If you keep all your ledger transactions in one big file, it can quickly become messy and unwieldy. Fortunately, ledger has a feature that allows for easily separating different accounts into different files, without losing the ability to report on them all at once.
(This post is part of a series describing how I use the Ledger accounting system. For an introduction to ledger and this series, or to see all the entries, have a look at the first post).
A full ledger system will contain not just a record of transactions for one account, but ones for many accounts, in many types of commodities (i.e. not just money but stocks, mutual funds, foreign currencies, etc.), and extra metadata such as historical prices for commodities, and lists of pre-defined valid account names (to catch data entry errors). All this would be overwhelmingly messy if crammed into one single journal file.
Instead, we can split out everything however we'd like; for example by
account type, or financial institution, plus also separating out the metadata
from the real data. Then, we can use ledger's include
directive
to reference it all in one place. In practice, this means you might have a
main.journal
file that looks like this:
include definitions
include SomeBank-Chequing.journal
include SomeBank-Savings.journal
include CreditCard.journal
include StockBrokerage.journal
include MutualFunds.journal
include Prices.journal
And, if you've created a
.ledgerrc
file, you can reference this main journal in there
using the --file
flag, so you don't even have to specify it on
every invocation.
The only tricky question that can come up is where to list transactions that go from one account to another. They could go in either account's file, but not in both (or they'd actually be duplicated). The simplest answer is to establish a convention like that transactions are always listed in the source account's journal (or the destination's; it doesn't matter).

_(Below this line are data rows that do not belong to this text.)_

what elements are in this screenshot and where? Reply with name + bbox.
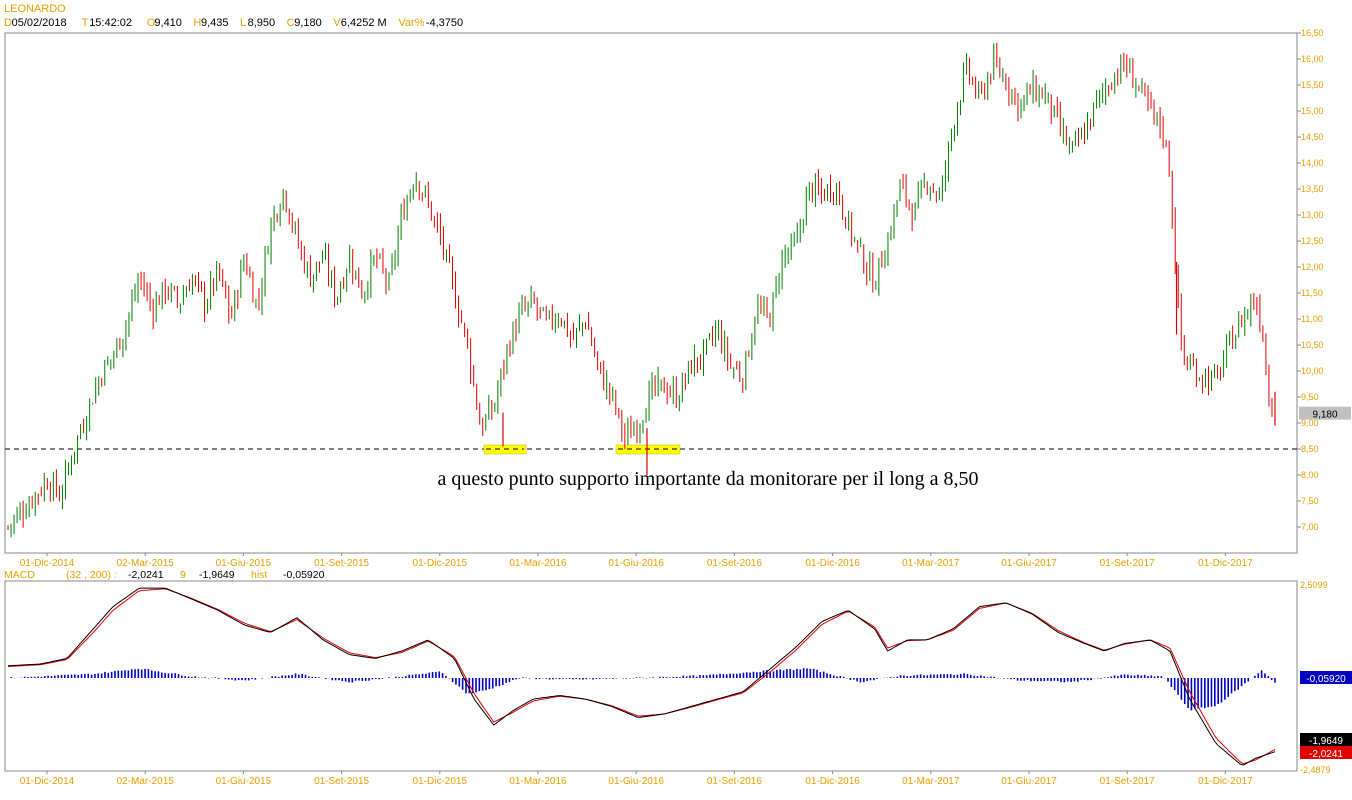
- macd-x-tick-label: 01-Dic-2016: [805, 776, 860, 787]
- price-x-tick-label: 01-Giu-2016: [608, 558, 664, 569]
- price-x-tick-label: 02-Mar-2015: [117, 558, 175, 569]
- macd-x-tick-label: 01-Dic-2014: [20, 776, 75, 787]
- header-field-label: D: [4, 17, 12, 29]
- macd-legend-item: -2,0241: [128, 569, 164, 581]
- price-x-tick-label: 01-Set-2015: [314, 558, 369, 569]
- macd-panel: [4, 580, 1298, 772]
- price-y-tick-label: 14,50: [1301, 132, 1324, 142]
- price-y-tick-label: 10,50: [1301, 340, 1324, 350]
- macd-legend-item: hist: [251, 569, 267, 581]
- macd-value-tag-label: -2,0241: [1309, 749, 1343, 760]
- hist-value-tag-label: -0,05920: [1306, 674, 1346, 685]
- price-y-tick-label: 13,00: [1301, 210, 1324, 220]
- symbol-title: LEONARDO: [4, 3, 66, 15]
- macd-x-tick-label: 01-Mar-2017: [902, 776, 960, 787]
- signal-value-tag-box: [1300, 733, 1352, 746]
- header-field-value: 9,435: [201, 17, 229, 29]
- macd-lines: [7, 587, 1276, 766]
- price-x-axis: 01-Dic-2014 02-Mar-2015 01-Giu-2015 01-Set-…: [20, 553, 1253, 569]
- support-line: [5, 444, 1297, 455]
- price-y-tick-label: 15,50: [1301, 80, 1324, 90]
- price-x-tick-label: 01-Dic-2015: [413, 558, 468, 569]
- macd-y-tick-label: 2,5099: [1300, 580, 1328, 590]
- header-field-label: Var%: [398, 17, 424, 29]
- header-field-value: -4,3750: [426, 17, 463, 29]
- signal-value-tag-label: -1,9649: [1309, 736, 1343, 747]
- header-field-label: T: [82, 17, 89, 29]
- macd-legend-item: -1,9649: [199, 569, 235, 581]
- signal-line: [7, 588, 1276, 765]
- header-field-value: 05/02/2018: [12, 17, 67, 29]
- macd-x-tick-label: 02-Mar-2015: [117, 776, 175, 787]
- price-y-tick-label: 11,50: [1301, 288, 1323, 298]
- price-y-tick-label: 14,00: [1301, 158, 1324, 168]
- header-field-value: 15:42:02: [89, 17, 132, 29]
- price-y-tick-label: 9,50: [1301, 392, 1319, 402]
- last-price-label: 9,180: [1312, 410, 1337, 421]
- price-y-tick-label: 16,00: [1301, 54, 1324, 64]
- macd-x-tick-label: 01-Giu-2015: [216, 776, 272, 787]
- macd-legend: MACD (32 , 200) : -2,0241 9 -1,9649 hist -0,05…: [4, 569, 325, 581]
- ohlc-header: D 05/02/2018 T 15:42:02 O 9,410 H 9,435 L 8,950 C 9…: [4, 17, 463, 29]
- header-field-label: C: [287, 17, 295, 29]
- price-x-tick-label: 01-Dic-2017: [1198, 558, 1253, 569]
- macd-x-tick-label: 01-Set-2016: [707, 776, 762, 787]
- price-x-tick-label: 01-Dic-2014: [20, 558, 75, 569]
- price-y-tick-label: 7,00: [1301, 522, 1319, 532]
- macd-x-tick-label: 01-Giu-2017: [1001, 776, 1057, 787]
- last-price-tag: 9,180: [1299, 406, 1351, 421]
- macd-legend-item: -0,05920: [283, 569, 325, 581]
- macd-x-axis: 01-Dic-2014 02-Mar-2015 01-Giu-2015 01-Set-…: [20, 771, 1253, 787]
- price-x-tick-label: 01-Mar-2016: [509, 558, 567, 569]
- macd-legend-item: 9: [180, 569, 186, 581]
- price-y-tick-label: 9,00: [1301, 418, 1319, 428]
- macd-x-tick-label: 01-Mar-2016: [509, 776, 567, 787]
- price-y-tick-label: 10,00: [1301, 366, 1324, 376]
- price-y-tick-label: 16,50: [1301, 28, 1324, 38]
- price-candles: [7, 42, 1276, 538]
- price-y-tick-label: 11,00: [1301, 314, 1323, 324]
- macd-line: [7, 587, 1276, 766]
- price-x-tick-label: 01-Dic-2016: [805, 558, 860, 569]
- price-x-tick-label: 01-Giu-2015: [216, 558, 272, 569]
- macd-y-axis: 2,5099 -2,4879: [1300, 580, 1331, 775]
- price-x-tick-label: 01-Set-2016: [707, 558, 762, 569]
- macd-x-tick-label: 01-Giu-2016: [608, 776, 664, 787]
- macd-value-tags: -0,05920 -1,9649 -2,0241: [1300, 671, 1352, 760]
- header-field-label: O: [147, 17, 156, 29]
- price-y-tick-label: 12,50: [1301, 236, 1324, 246]
- price-y-tick-label: 12,00: [1301, 262, 1324, 272]
- macd-legend-item: (32 , 200) :: [66, 569, 117, 581]
- price-y-tick-label: 13,50: [1301, 184, 1324, 194]
- header-field-value: 9,180: [294, 17, 322, 29]
- support-annotation: a questo punto supporto importante da mo…: [438, 468, 979, 490]
- macd-x-tick-label: 01-Dic-2015: [413, 776, 468, 787]
- header-field-value: 6,4252 M: [341, 17, 387, 29]
- header-field-value: 9,410: [154, 17, 182, 29]
- macd-x-tick-label: 01-Set-2017: [1100, 776, 1155, 787]
- price-x-tick-label: 01-Set-2017: [1100, 558, 1155, 569]
- macd-histogram: [7, 668, 1276, 711]
- price-y-tick-label: 15,00: [1301, 106, 1324, 116]
- header-field-label: H: [193, 17, 201, 29]
- price-x-tick-label: 01-Mar-2017: [902, 558, 960, 569]
- macd-legend-item: MACD: [4, 569, 35, 581]
- header-field-value: 8,950: [248, 17, 276, 29]
- macd-x-tick-label: 01-Set-2015: [314, 776, 369, 787]
- macd-value-tag-box: [1300, 746, 1352, 759]
- price-y-tick-label: 8,00: [1301, 470, 1319, 480]
- price-y-tick-label: 7,50: [1301, 496, 1319, 506]
- header-field-label: L: [240, 17, 246, 29]
- price-y-tick-label: 8,50: [1301, 444, 1319, 454]
- macd-y-tick-label: -2,4879: [1300, 765, 1331, 775]
- hist-value-tag-box: [1300, 671, 1352, 684]
- macd-x-tick-label: 01-Dic-2017: [1198, 776, 1253, 787]
- price-y-axis: 16,50 16,00 15,50 15,00 14,50 14,00 13,50 13,00…: [1297, 28, 1324, 532]
- header-field-label: V: [333, 17, 341, 29]
- last-price-box: [1299, 406, 1351, 420]
- price-x-tick-label: 01-Giu-2017: [1001, 558, 1057, 569]
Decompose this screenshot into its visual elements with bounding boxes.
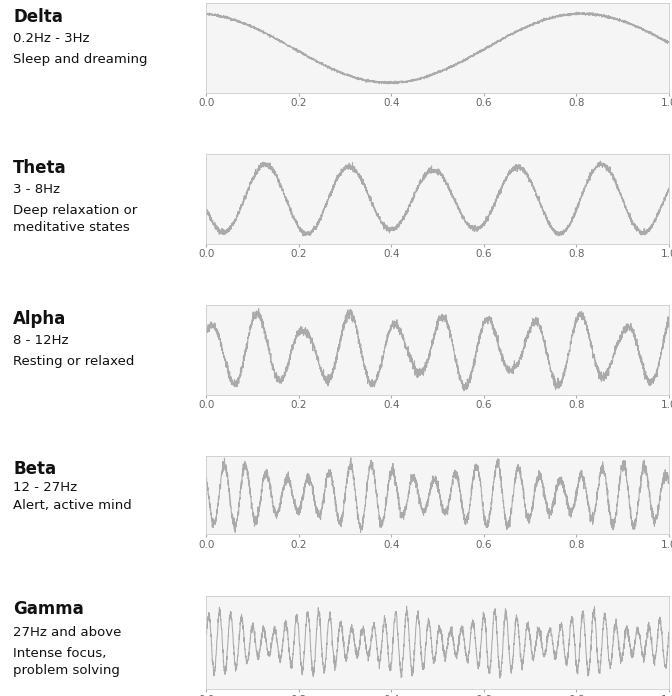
Text: Theta: Theta xyxy=(13,159,67,177)
Text: Gamma: Gamma xyxy=(13,601,84,618)
Text: Resting or relaxed: Resting or relaxed xyxy=(13,355,134,367)
Text: Delta: Delta xyxy=(13,8,63,26)
Text: Beta: Beta xyxy=(13,460,56,478)
Text: Alpha: Alpha xyxy=(13,310,67,328)
Text: 12 - 27Hz: 12 - 27Hz xyxy=(13,482,77,494)
Text: Intense focus,
problem solving: Intense focus, problem solving xyxy=(13,647,120,677)
Text: Alert, active mind: Alert, active mind xyxy=(13,499,132,512)
Text: 8 - 12Hz: 8 - 12Hz xyxy=(13,334,69,347)
Text: 0.2Hz - 3Hz: 0.2Hz - 3Hz xyxy=(13,32,90,45)
Text: Deep relaxation or
meditative states: Deep relaxation or meditative states xyxy=(13,204,138,234)
Text: Sleep and dreaming: Sleep and dreaming xyxy=(13,53,148,65)
Text: 3 - 8Hz: 3 - 8Hz xyxy=(13,183,60,196)
Text: 27Hz and above: 27Hz and above xyxy=(13,626,122,638)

Another (more sophisticated) option, which I first learned from Oliver Cardoza is to have the source account list the transaction as going out to an intermediary “Transfers” account, and then have the destination account also list the transaction in its journal, but receiving the funds from the intermediary account instead of the original source. This has the benefit of listing the transaction in both places where it's relevant, and it also lets you catch errors, delays, or hidden fees, by checking whether your “Transfers” account always balances out to zero. The downside is that it can obscure the source/destination of the the transaction (and thus, implicitly, the reason for the transfer); but this can be avoided by carefully specifying the payee description.